Neuer Prozess zur markerfreien Zellselektion

Petra Nolis M.A. Marketing & Kommunikation
Fraunhofer-Institut für Lasertechnik ILT

    Auf der analytica in München werden in diesem Jahr drei Fraunhofer-Institute ein Projekt aus der Vorlaufforschung präsentieren: Biologen, Informatiker und Laserexperten haben einen Prozess entwickelt, bei dem Zellen analysiert, selektiert und anschließend auf ihre Proteinproduktion untersucht werden. In der Pharmaforschung lassen sich damit Wirkstoffe erheblich schneller entwickeln.

    Mit etwa 35 000 Besuchern und über 1200 Ausstellern ist die analytica alle zwei Jahre in München der Treffpunkt für Firmen und Forscher aus den verschiedenen Bereichen der Analytik. Die Messe öffnet vom 10. bis zum 13. April 2018 ihre Türen, dabei feiert sie 2018 auch ihr 50-jähriges Bestehen.

    Die Fraunhofer-Gesellschaft präsentiert in diesem Jahr mit OptisCell ein besonderes Projekt aus der marktorientierten Vorlaufforschung. Im OptisCell-Prozess werden Zellen auf einem Träger erst identifiziert, dann mit einem Laserpuls transferiert und schließlich auf einem zweiten Träger bezüglich ihrer Proteinproduktion charakterisiert.
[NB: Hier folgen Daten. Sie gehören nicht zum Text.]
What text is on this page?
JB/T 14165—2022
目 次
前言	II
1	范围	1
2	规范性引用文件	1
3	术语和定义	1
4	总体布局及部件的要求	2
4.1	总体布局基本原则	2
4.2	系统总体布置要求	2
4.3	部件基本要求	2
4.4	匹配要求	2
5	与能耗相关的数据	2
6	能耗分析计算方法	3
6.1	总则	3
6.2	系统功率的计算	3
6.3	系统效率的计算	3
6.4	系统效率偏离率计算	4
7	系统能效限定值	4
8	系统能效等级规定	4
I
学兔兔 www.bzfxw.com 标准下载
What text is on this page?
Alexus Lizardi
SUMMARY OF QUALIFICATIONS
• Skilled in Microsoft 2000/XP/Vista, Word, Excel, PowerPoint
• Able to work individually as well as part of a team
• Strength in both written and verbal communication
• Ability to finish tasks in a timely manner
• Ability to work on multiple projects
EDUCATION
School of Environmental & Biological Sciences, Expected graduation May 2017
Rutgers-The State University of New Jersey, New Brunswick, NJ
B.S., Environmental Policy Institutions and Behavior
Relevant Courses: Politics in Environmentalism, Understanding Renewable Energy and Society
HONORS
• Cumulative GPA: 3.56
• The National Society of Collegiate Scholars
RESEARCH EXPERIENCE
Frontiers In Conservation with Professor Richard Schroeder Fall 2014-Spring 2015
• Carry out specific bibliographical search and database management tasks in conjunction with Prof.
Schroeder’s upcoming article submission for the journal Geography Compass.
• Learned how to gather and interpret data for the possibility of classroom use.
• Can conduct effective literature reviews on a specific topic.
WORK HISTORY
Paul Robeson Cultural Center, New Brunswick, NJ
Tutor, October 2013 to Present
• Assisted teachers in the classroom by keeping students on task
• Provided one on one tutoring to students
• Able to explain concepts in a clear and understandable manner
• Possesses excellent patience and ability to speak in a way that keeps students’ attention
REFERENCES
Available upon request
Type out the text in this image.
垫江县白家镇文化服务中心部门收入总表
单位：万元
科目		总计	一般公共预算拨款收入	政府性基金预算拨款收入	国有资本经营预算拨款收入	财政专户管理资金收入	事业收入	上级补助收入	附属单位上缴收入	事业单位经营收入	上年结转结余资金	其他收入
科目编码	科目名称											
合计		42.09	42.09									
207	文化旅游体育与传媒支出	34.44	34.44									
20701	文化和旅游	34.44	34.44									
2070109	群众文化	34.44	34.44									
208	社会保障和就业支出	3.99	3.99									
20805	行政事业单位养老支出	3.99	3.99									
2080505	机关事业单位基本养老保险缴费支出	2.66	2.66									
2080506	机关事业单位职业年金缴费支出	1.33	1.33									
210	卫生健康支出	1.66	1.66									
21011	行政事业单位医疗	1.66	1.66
    An den Entwicklungsarbeiten beteiligen sich Teams der drei Fraunhofer-Instituten für Lasertechnik ILT in Aachen, für Angewandte Informationstechnik FIT in Sankt Augustin und für Grenzflächen- und Bioverfahrenstechnik IGB in Stuttgart.

    Wie funktioniert der Prozess?

    In einem ersten Schritt werden die Zellen mit Hilfe von Raman-Spektroskopie qualitativ dahingehend untersucht, ob sie ein bestimmtes Protein produzieren. Die Anlage nutzt dabei neuronale Netze, um die Spektren von produzierenden und nicht-produzierenden Zellen zu unterscheiden.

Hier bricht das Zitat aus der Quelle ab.